AstraZeneca and Merck Sharp & Dohme (MSD) have secured the US Food and Drug Administration (FDA) approval for Lynparza (olaparib) in combination with bevacizumab to treat a type of ovarian cancer.
The regimen has been indicated for treating advanced epithelial ovarian, fallopian tube or primary peritoneal cancer adult patients, who are responding to 1st-line platinum-based chemotherapy and whose cancer is associated with homologous recombination deficiency (HRD) positive status.
The HRD positive status of the patients is defined by either a deleterious or suspected deleterious BRCA mutation, or genomic instability. An FDA-approved companion diagnostic test will be deployed to select patients for therapy.
AstraZeneca oncology business unit executive vice president Dave Fredrickson said: “This approval represents another milestone for Lynparza in patients with ovarian cancer. The median progression-free survival of more than three years offers new hope for more women to delay relapse in this difficult-to-treat disease.

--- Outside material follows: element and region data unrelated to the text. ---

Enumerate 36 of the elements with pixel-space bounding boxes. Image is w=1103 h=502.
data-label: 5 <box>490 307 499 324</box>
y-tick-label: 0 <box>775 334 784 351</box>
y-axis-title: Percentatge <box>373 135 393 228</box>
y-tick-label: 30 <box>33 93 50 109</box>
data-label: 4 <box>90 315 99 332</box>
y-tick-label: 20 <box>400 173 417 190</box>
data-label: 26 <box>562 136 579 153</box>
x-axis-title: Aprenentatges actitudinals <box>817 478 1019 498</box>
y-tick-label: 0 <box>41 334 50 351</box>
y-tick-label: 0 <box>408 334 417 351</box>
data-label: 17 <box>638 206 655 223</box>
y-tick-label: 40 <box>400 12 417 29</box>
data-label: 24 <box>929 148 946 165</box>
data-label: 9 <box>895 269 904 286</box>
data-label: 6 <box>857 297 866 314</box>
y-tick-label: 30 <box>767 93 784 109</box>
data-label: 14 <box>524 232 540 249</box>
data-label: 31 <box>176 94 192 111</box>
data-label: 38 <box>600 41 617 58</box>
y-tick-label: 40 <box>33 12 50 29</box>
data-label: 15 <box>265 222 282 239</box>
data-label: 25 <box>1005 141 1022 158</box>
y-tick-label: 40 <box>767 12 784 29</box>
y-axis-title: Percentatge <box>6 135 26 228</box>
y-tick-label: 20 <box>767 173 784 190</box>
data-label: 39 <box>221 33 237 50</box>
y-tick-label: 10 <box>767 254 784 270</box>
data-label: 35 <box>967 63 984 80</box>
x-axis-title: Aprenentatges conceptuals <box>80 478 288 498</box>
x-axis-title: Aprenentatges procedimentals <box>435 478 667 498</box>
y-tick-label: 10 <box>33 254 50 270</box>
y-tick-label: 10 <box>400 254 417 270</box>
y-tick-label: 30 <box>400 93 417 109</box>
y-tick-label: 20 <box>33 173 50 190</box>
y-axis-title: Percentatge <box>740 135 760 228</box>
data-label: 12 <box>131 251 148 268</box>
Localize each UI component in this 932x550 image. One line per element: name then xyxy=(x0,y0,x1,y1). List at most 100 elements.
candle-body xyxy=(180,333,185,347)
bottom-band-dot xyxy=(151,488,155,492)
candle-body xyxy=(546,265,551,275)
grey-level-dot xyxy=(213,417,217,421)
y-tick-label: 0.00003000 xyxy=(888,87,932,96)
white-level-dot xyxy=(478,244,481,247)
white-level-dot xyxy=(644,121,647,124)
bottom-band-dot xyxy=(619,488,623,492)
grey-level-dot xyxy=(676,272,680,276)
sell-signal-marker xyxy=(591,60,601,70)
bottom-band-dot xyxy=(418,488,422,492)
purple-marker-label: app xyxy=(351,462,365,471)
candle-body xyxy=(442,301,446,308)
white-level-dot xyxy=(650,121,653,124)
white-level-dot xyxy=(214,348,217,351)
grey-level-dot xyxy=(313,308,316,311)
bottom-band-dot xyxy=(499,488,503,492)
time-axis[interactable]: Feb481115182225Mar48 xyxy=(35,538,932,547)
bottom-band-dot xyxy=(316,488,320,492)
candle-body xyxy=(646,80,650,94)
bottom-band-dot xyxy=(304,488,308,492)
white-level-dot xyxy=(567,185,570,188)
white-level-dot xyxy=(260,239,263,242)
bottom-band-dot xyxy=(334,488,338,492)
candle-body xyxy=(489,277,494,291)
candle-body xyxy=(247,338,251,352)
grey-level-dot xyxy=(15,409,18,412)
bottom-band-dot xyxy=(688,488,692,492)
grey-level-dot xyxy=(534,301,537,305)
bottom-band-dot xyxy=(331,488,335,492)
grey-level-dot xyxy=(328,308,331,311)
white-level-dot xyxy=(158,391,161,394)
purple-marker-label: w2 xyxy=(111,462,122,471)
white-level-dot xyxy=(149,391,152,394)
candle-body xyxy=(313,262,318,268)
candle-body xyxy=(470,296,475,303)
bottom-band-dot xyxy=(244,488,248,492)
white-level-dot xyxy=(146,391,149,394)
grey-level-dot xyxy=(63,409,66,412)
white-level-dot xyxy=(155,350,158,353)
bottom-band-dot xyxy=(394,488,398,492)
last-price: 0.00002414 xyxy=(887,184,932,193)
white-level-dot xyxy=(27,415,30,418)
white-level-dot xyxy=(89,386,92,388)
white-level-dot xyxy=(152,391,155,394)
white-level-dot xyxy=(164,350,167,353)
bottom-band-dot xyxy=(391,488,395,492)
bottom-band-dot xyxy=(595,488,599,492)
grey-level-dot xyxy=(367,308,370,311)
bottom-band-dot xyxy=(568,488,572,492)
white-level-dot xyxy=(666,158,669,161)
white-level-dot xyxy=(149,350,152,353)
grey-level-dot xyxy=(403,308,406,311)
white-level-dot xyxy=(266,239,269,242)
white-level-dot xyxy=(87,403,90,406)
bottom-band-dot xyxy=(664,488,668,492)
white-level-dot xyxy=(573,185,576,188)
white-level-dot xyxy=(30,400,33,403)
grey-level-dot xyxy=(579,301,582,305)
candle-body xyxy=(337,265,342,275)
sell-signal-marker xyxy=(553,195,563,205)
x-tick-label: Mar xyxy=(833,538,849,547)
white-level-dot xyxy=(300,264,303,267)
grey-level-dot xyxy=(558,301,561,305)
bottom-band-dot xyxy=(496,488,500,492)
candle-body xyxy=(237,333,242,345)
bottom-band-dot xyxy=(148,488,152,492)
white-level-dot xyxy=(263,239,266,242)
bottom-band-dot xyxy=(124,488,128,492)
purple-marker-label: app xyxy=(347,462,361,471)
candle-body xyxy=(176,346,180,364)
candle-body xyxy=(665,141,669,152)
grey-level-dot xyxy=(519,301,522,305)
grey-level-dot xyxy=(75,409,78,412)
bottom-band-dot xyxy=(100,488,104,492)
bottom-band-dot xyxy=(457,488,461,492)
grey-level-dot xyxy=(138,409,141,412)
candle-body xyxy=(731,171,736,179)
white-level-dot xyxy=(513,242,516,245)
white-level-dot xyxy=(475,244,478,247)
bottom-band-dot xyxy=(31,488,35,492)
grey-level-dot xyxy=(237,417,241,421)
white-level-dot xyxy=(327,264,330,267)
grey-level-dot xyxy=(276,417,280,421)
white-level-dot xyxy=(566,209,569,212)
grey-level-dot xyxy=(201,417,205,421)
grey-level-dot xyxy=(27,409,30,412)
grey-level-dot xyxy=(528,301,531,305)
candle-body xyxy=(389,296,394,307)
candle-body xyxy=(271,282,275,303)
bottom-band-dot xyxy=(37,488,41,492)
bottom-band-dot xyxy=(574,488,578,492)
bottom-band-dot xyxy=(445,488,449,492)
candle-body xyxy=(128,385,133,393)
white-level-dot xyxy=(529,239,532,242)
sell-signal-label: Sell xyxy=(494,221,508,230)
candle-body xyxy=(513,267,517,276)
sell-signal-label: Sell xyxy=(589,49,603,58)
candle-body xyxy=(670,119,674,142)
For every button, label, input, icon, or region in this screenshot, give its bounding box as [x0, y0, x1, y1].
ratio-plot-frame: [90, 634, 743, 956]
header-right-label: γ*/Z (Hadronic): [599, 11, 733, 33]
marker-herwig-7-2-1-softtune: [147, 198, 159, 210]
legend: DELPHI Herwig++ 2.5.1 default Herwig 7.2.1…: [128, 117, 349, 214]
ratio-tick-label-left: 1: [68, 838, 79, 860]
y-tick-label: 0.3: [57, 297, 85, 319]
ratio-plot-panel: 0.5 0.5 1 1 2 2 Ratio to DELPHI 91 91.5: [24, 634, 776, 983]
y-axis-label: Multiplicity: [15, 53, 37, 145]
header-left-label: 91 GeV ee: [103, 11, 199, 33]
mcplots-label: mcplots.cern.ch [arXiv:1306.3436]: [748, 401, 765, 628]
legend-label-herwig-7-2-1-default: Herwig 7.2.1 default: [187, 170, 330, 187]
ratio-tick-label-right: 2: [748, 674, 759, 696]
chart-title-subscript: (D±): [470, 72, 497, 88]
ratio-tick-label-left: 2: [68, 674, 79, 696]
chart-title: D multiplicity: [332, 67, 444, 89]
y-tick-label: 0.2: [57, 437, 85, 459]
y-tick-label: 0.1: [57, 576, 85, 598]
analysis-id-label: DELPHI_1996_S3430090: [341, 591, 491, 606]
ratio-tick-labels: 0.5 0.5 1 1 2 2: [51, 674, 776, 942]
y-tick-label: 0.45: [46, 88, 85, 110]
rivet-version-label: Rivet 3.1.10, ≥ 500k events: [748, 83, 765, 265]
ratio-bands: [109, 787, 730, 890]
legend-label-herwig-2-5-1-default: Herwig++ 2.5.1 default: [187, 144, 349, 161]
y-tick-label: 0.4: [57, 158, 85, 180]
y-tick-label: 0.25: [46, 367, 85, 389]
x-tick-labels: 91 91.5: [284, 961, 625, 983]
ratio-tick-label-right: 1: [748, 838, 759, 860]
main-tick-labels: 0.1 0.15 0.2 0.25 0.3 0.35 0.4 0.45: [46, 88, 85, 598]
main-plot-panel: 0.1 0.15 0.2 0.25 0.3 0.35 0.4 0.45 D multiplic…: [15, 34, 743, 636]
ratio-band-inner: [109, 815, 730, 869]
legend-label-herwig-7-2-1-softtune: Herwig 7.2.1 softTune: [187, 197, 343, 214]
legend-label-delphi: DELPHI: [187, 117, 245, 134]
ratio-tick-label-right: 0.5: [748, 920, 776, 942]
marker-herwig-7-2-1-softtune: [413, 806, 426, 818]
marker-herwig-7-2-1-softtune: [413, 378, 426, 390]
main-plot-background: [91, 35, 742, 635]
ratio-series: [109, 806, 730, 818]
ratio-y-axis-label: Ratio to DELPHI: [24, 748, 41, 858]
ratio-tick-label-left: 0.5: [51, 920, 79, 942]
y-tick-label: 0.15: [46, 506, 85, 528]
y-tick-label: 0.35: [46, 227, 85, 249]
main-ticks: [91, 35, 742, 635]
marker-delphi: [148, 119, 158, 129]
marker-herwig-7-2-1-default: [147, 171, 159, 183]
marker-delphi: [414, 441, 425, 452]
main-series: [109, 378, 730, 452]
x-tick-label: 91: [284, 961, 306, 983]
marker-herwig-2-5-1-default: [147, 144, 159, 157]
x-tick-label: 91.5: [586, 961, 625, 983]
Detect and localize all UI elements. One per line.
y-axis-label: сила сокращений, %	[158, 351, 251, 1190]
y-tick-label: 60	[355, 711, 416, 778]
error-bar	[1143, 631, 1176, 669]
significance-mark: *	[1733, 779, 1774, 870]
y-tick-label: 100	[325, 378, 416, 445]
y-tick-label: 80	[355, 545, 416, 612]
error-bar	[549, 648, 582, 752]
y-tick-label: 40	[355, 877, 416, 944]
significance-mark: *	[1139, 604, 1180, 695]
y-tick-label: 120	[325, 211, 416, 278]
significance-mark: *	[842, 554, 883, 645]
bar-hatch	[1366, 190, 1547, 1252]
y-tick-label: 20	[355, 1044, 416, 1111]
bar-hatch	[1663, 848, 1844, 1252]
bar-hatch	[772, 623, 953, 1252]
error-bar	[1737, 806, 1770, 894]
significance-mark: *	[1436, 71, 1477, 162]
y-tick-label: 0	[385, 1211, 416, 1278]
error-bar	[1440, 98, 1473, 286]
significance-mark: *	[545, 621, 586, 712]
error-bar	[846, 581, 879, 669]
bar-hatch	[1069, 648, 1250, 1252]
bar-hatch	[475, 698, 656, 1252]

“These results further establish that HRD-positive is a distinct subset of ovarian cancer, and HRD testing is now a critical component for the diagnosis and tailoring of treatment for women with advanced ovarian cancer.”
The FDA approval for Lynparza plus bevacizumab was based on analysis of Phase 3 PAOLA-1 clinical trial
Lynparza is an advanced PARP inhibitor and the targeted treatment to block DNA damage response (DDR) in cells or tumours with a deficiency in homologous recombination repair, including mutations in BRCA1 or BRCA2.
MSD Research Laboratories chief medical officer, senior vice president and global clinical development head Roy Baynes said: “Advances in understanding the role of biomarkers and PARP inhibition have fundamentally changed how physicians treat this aggressive type of cancer.
“Today’s approval based on the PAOLA-1 trial highlights the importance of HRD testing at diagnosis to identify those who may benefit from Lynparza in combination with bevacizumab as a 1st-line maintenance treatment.”
The FDA approval was based on a biomarker subgroup analysis of Phase 3 PAOLA-1 trial which demonstrated that Lynparza plus bevacizumab would reduce the risk of disease progression or death.
In addition, the clinical trial showed that the addition of Lynparza would improve progression-free survival (PFS) compared to bevacizumab alone in patients with HRD-positive advanced ovarian cancer.
Lynparza is currently being reviewed in the EU, Japan and other countries based on results from the PAOLA-1 clinical trial. The drug is being tested as a monotherapy to treat patients with germline BRCA-mutated high-risk HER2-negative primary breast cancer in the Phase 3 OlympiA trial.
PAOLA-1 trial principal investigator Isabelle Ray-Coquard said: “Ovarian cancer is a devastating disease. The magnitude of benefit in HRD-positive patients in the PAOLA-1 trial is impactful.
“The combination of Lynparza and bevacizumab now provides women with HRD-positive advanced ovarian cancer with a new standard of care and I look forward to seeing this translate into clinical practice.”